El Amor Crístico Universal es la denominación cósmica del amor que está libre de cualquier atadura, religión, raza, aspectos doctrinales o filosóficos, independientemente de intereses o grupos. El hombre crístico ama a todos, es solidario y fraterno, no es sectario pero universalista, receptivo a los diversos caminos que lo conducen a lo Alto, al encuentro con la Divinidad.
El Cristo Jesús, uno de los más grandes representantes de este amor, nunca fue separatista y nunca fundó una iglesia ni instituyó el sacerdocio. Nunca perteneció a ninguna carrera eclesiástica oficial, que aún hoy desagrada a los religiosos; enseñó las verdades divinas que pueden transformar el mundo, estando fuera de cualquier clero; era un independiente, universalista, habiendo reunido como seguidores de su sublime ministerio a los humildes pescadores. Para él, el verdadero sacerdocio dependía de la bondad de los sentimientos y de los hechos concretamente realizados.
Jesús no exigió nada para alcanzar la perfección. El sacrificio solicitado fue el que destrozó el orgullo, las vanidades y las pasiones. Es espíritu, sentimiento y corazón: sin chivos expiatorios, sin ofrendas, sin rituales, sin observancias, sin manifestaciones externas. Su código religioso es la bondad y la moralidad, que deben ejercerse. No es la adoración exterior, el homenaje, la fuerza de los misterios ocultos lo que eleva al ser, sino el culto íntimo de cada uno validado por las obras realizadas. Respetaba todas las formas de ceremonias, pero, como terapeuta cósmico, médico de las almas, no prescribía ninguna ceremonia como esencial para la perfección y el mérito del espíritu.
El hombre todavía no puede despojarse de las formas, las exterioridades, los instrumentos de la fe. El Evangelio no los condena y es posible hacerlos sin contradecir las enseñanzas de Jesús. Deben realizarse como medio de culto para la introspección interior y veneración de la Divinidad verdaderamente espiritual, estimulando y no como premisa de una obligación esencial para la salvación de las almas, ni como prerrogativa de ninguna institución religiosa.
Jesús siempre valoró las obras, los logros. Y es tan cierto, que nunca estuvo atado a ningún templo, siendo todo su logro - mientras estaba en la tierra - en el campo, en medio de la gente, al aire libre y sujeto a los elementos de la naturaleza. Su templo era el Cosmos, el Universo; la bóveda celestial su sostén principal; y su altar era su amor por todos los que lo rodeaban.

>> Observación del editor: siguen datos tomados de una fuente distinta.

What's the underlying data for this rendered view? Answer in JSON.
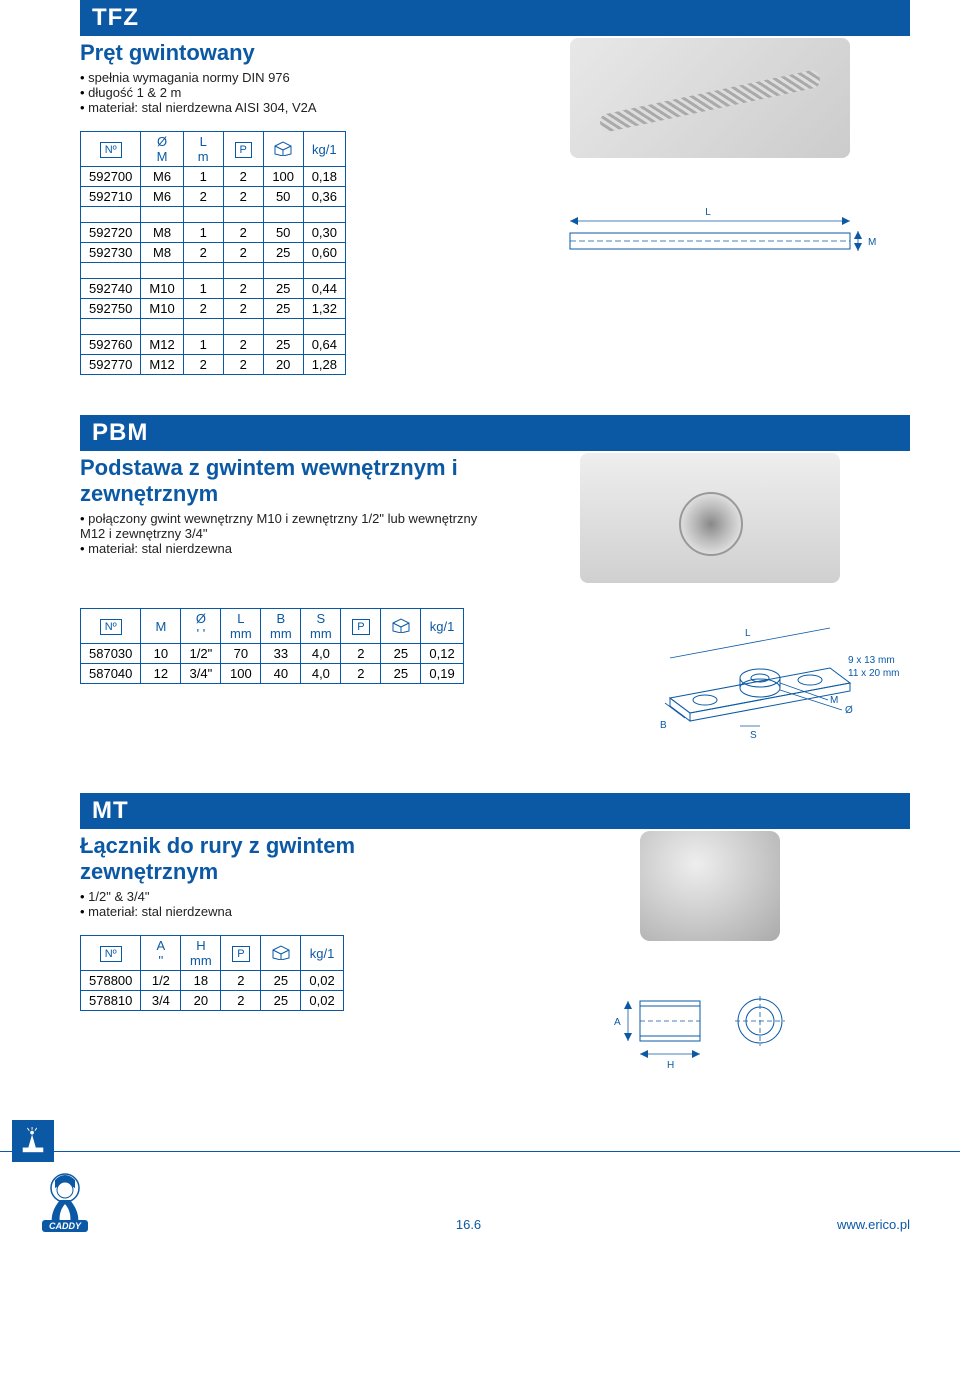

Y realizar el espíritu crístico es amar desinteresadamente, levantarse por el propio sacrificio, caminar con igualdad y fraternidad entre los demás; ofrecer el culto interno de veneración a los Poderes Cósmicos; prevaleciendo en el corazón el sentimiento de humildad; conocer la falibilidad como una criatura sumergida en el cuerpo denso de la carne; a la conquista individual, comprometidos con la verdad y con la interiorización de Dios por el mérito de las buenas obras.
Cristo Jesús, cuando llamó a los justos a su derecha, habló: “Porque diste de comer al hambriento y de agua al sediento, al peregrino un lugar para descansar, vestiste al desnudo y visitaste a los enfermos y presos, ven, bendito de mi Padre”.